Spanning property, manufacturing and agriculture, the Mara group has grown from being a computer-importing business, which was founded by Ashish Thakkar in 1996 with a $5,000 loan. Ebulliently positive about the outlook for Africa, Mara’s latest focus has been property development. It is building hotels, malls and service apartments in, among other places, Tanzania and Uganda.
Like many emerging markets, that for retail and commercial property is expanding with the continent’s boom. Thakkar points out that Lagos, Nigeria’s most populous city, with around 20m residents, only has two shopping malls.
For all the optimism about Africa’s economic opportunities, infrastructure continues to drag.
The World Bank estimates infrastructure bottlenecks are damping private sector productivity by 40 per cent, putting the problem on a par with corruption, crime and red tape.
Mara will soon unveil a partnership with a global multinational for a large venture to invest in infrastructure across sub-Saharan and north Africa. Seeking to take advantage of Thakkar’s government contacts, the joint venture will invest in new and existing projects with a focus on power generation.

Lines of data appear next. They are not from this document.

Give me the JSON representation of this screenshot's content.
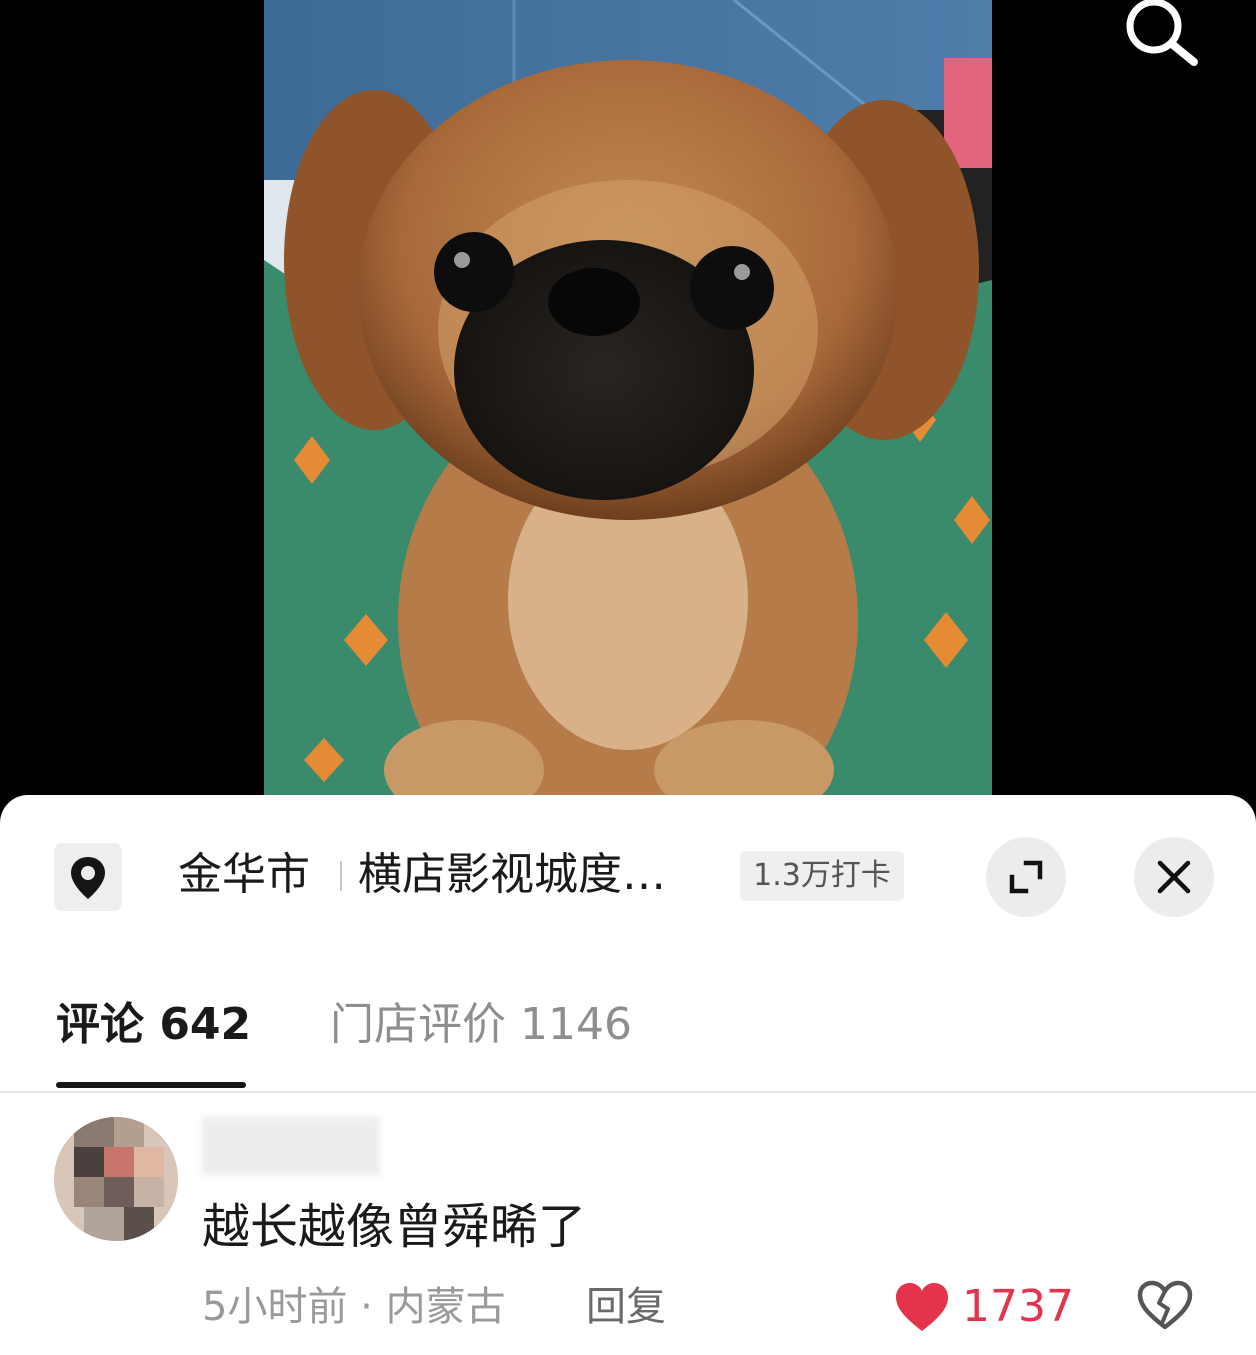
{
  "location": {
    "city": "金华市",
    "name": "横店影视城度…",
    "checkins": "1.3万打卡"
  },
  "tabs": {
    "comments": "评论 642",
    "reviews": "门店评价 1146"
  },
  "comment": {
    "text": "越长越像曾舜晞了",
    "meta": "5小时前 · 内蒙古",
    "reply_label": "回复",
    "likes": "1737"
  },
  "colors": {
    "like_red": "#e3344b",
    "sheet_bg": "#ffffff",
    "video_bg": "#000000"
  }
}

Africa is particularly underserved in power generation. Consumption is a tenth of that of the developing world, according to the World Bank. The 48 countries of sub-Saharan Africa generate the same amount of power as Spain.
Another new venture hopes to capitalize on growing interest in online shopping with the launch of an ecommerce platform across 25 countries, based in Kenya. The platform plans to combine business-to-consumer and consumer-to-consumer interfaces, although it will face typical problems of logistics and regulatory disharmony across the continent.
Thakkar believes Mara’s personal touch and local knowledge will help overcome obstacles. His own charm was on show at an African investment conference organised in Dubai last October, where he glided round a room filled with politicians and businessmen from across the continent, and Gulf investors seeking opportunities there.
Attendees crowded around. “I managed to hug three ministers from three countries,” he says.
Mara Group’s Dubai connection is a key one. African buyers sought to gain a foothold on the commercial entrepôt’s property ladder after the crash of 2008. Today the market has recovered most of its losses and Africans are an even greater presence in the mix of nationalities that make up Dubai’s diverse expatriate population.
Dubai’s wholesale markets for household goods and machinery continue to draw in African traders. Chinese companies, seeking to exploit natural resources in Africa or carry out contracting work, have set up Dubai bases as bridgeheads for sub-Saharan Africa. Dubai’s government, seeking to bolster its position as a business hub for the continent, has long hosted African leaders in its glitzy hotels.
Large Dubai family-owned groups have for years been investing in the continent, especially eastern Africa. The Dubai chamber of commerce is opening offices across the continent to help Gulf investors take advantage of the rising trade flows.
“The government of Dubai is passionate about Africa,” says Thakkar, noting that it will be interesting to watch the growth of UAE interest in the countries of the continent.
We want to be a truly positive disruptive force on the [African continent]
As for the Atlas Mara venture, it raised more than $600m from a London initial public offering in 2013 and a further tapping of the market in 2014. It has been putting the money to work, acquiring pan-African group BancABC, the commercial unit of the Development Bank of Rwanda and a stake in Union Bank of Nigeria. “It’s been brilliant, considering we are only a year old,” says Thakkar.
He believes mobile banking services could unlock the future for finance on the continent. Thakkar sees the potential to exploit the mismatch between banking penetration of 11 per cent versus mobile phone usage of 80 per cent.
“That’s why banking penetration is so low — mobile money is still driven by telecoms operators,” he says. “We can do a lot of innovation on that front.”
Using cloud services will reduce costs, says Thakkar, while the latest technologies could enhance the back-end capabilities of financial services companies. “We want to be the leading financial institution on the continent,” he says. “We want to be a truly positive disruptive force.”
Global financial expertise and first-hand knowledge should allow Atlas Mara to leapfrog the telecoms companies, he says. “The key is how to plug it in and make sense in a local manner with global standards.”
Atlas Mara is still hiring, mixing top names from global finance and those with African experience. Last year, John Vitalo, who worked under Diamond at Barclays in Africa and the Middle East came in as chief executive. Arina McDonald, formerly of South Africa’s Standard Bank, was hired as chief financial officer. In January Atlas took on Nigerian lawyer Beatrice Hamza Bassey from a firm in New York to be legal counsel.
The Mara Foundation, which promotes African entrepreneurship, is a key focus for Mara. It is launching a fund to help fledgling businesses in Africa gain access to capital.
The key is how to plug [expertise] in and make sense in a local manner with global standards
Financial institutions are holding back development across the continent, Thakkar says. African banks take deposits and put them in high-interest accounts, a common malady in developing economies. “I have been on the receiving side of these financial services,” he says. “Banks take deposits and pour them into treasury bills — they don’t lend.”